Theorie:

Im zaristischen Russland war die Industrialisierung noch nicht so weit fortgeschritten, dass - wie im Westen - Massen aus dem Proletariat für die Übernahme der von Marx und Engels entwickelten Ideen vorhanden gewesen wären. Russland war vielmehr auch noch am Beginn des \(20\). Jahrhunderts ein reiner Agrarstaat: mehr als \(80\) % der Bevölkerung lebten von bäuerlicher Arbeit, meist in drückender Abhängigkeit von Großgrundbesitzenden.
 
Der russische Sozialismus war damals bloß ein Anliegen von Intellektuellen, Literaten und Kleinadeligen.
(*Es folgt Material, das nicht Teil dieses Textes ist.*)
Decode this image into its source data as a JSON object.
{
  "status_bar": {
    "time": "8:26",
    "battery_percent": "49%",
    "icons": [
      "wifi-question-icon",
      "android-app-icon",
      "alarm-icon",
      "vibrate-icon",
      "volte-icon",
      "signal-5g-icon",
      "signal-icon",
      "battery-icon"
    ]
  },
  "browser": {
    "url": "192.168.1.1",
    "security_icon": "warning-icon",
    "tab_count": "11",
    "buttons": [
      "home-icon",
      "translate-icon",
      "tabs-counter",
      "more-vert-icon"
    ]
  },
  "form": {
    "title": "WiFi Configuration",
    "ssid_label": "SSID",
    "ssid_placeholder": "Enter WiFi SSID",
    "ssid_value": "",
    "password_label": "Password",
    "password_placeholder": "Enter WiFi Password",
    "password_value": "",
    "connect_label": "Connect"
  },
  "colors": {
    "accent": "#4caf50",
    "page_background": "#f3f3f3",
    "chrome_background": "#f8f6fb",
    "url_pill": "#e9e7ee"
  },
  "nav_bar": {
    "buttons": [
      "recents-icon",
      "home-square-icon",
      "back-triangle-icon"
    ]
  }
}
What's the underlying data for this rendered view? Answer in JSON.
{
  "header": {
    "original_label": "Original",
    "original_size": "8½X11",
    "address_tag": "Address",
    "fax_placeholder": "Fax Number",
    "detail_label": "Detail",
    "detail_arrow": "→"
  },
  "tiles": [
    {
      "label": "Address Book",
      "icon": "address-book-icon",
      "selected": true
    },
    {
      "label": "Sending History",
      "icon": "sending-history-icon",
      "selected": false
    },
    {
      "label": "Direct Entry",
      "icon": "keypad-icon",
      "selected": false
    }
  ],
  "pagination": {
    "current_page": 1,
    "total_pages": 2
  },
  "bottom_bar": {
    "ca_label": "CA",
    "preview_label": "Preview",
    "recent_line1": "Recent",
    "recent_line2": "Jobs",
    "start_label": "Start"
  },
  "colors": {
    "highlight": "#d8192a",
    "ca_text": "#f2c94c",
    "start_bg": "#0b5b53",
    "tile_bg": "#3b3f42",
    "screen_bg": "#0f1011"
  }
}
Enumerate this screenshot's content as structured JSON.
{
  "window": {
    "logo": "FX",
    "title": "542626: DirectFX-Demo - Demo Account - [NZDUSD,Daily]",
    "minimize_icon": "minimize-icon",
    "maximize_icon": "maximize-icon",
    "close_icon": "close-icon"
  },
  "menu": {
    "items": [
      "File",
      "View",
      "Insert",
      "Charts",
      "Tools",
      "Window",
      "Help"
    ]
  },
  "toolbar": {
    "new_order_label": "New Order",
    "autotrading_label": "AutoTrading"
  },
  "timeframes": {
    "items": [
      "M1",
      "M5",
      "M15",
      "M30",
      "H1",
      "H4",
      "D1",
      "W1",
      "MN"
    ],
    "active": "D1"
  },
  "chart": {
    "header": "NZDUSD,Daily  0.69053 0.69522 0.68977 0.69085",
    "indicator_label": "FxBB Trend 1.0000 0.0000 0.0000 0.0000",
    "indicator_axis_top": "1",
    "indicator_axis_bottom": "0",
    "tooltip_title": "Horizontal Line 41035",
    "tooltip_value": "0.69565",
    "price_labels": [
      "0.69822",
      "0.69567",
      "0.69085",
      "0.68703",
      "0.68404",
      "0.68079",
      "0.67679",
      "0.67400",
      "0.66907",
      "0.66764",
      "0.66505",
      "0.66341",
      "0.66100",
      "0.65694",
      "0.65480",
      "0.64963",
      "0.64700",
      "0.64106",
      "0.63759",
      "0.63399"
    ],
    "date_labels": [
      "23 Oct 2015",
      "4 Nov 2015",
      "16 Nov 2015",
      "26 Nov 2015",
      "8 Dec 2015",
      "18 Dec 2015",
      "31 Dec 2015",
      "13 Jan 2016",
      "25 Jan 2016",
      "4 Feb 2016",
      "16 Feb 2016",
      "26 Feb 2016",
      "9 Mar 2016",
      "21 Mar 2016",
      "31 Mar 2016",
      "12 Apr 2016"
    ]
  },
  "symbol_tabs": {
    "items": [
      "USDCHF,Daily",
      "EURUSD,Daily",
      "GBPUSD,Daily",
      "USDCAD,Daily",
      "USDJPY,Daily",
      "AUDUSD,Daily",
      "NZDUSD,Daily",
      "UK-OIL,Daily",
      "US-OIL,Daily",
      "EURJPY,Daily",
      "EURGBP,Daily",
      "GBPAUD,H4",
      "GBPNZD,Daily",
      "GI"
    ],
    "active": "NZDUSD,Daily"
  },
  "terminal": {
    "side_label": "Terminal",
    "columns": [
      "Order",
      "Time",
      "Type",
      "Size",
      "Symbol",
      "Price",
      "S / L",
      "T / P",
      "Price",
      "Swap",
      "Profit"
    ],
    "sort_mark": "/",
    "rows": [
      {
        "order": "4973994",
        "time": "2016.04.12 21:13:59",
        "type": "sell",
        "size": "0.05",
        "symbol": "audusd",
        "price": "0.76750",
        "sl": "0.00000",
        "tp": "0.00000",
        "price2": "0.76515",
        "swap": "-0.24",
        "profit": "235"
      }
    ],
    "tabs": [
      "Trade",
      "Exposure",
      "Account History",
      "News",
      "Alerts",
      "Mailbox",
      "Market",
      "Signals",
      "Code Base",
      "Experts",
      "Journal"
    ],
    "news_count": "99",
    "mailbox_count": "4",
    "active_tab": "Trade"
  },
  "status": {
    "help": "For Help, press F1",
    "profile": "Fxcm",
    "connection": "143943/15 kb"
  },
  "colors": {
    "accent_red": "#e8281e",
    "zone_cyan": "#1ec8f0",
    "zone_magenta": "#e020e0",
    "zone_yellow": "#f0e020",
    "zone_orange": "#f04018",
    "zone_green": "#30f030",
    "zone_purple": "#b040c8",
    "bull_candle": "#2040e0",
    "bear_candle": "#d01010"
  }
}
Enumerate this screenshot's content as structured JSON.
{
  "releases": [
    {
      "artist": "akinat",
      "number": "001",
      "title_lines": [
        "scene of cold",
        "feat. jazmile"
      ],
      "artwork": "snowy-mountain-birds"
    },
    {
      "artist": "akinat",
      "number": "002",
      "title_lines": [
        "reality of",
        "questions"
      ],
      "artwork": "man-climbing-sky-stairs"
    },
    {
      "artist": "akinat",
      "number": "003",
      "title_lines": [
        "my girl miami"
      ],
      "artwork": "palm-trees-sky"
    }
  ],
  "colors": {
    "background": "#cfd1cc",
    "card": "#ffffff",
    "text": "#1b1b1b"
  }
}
Eine proletarische Revolution schien in Russland daher schon von der Basis her mehr als unwahrscheinlich.
 
So waren sogar Teile der russischen Sozialismusfraktion davon überzeugt, dass Russland zuerst die kapitalistische Entwicklung des Westens nachholen müsse, bis hier die Entstehung einer breiten proletarischen Schicht das Übergreifen einer etwaigen Revolution im Westen auf Russland ermöglichen würde.
 
Dieser Auffassung trat ein Mann entgegen, der das weitere Schicksal Russlands auf Jahrzehnte hinaus bestimmen sollte: Wladimir Iljitsch Uljanow, genannt Lenin. Er war es, der den Gedanken eines Zusammengehens der ausgebeuteten bäuerlichen Massen mit den Arbeitern (daher das Parteisymbol: Hammer und Sichel) und damit doch die Möglichkeit einer Revolution auch ohne vorheriges Entstehen eines breiten Industrieproletariats vertrat.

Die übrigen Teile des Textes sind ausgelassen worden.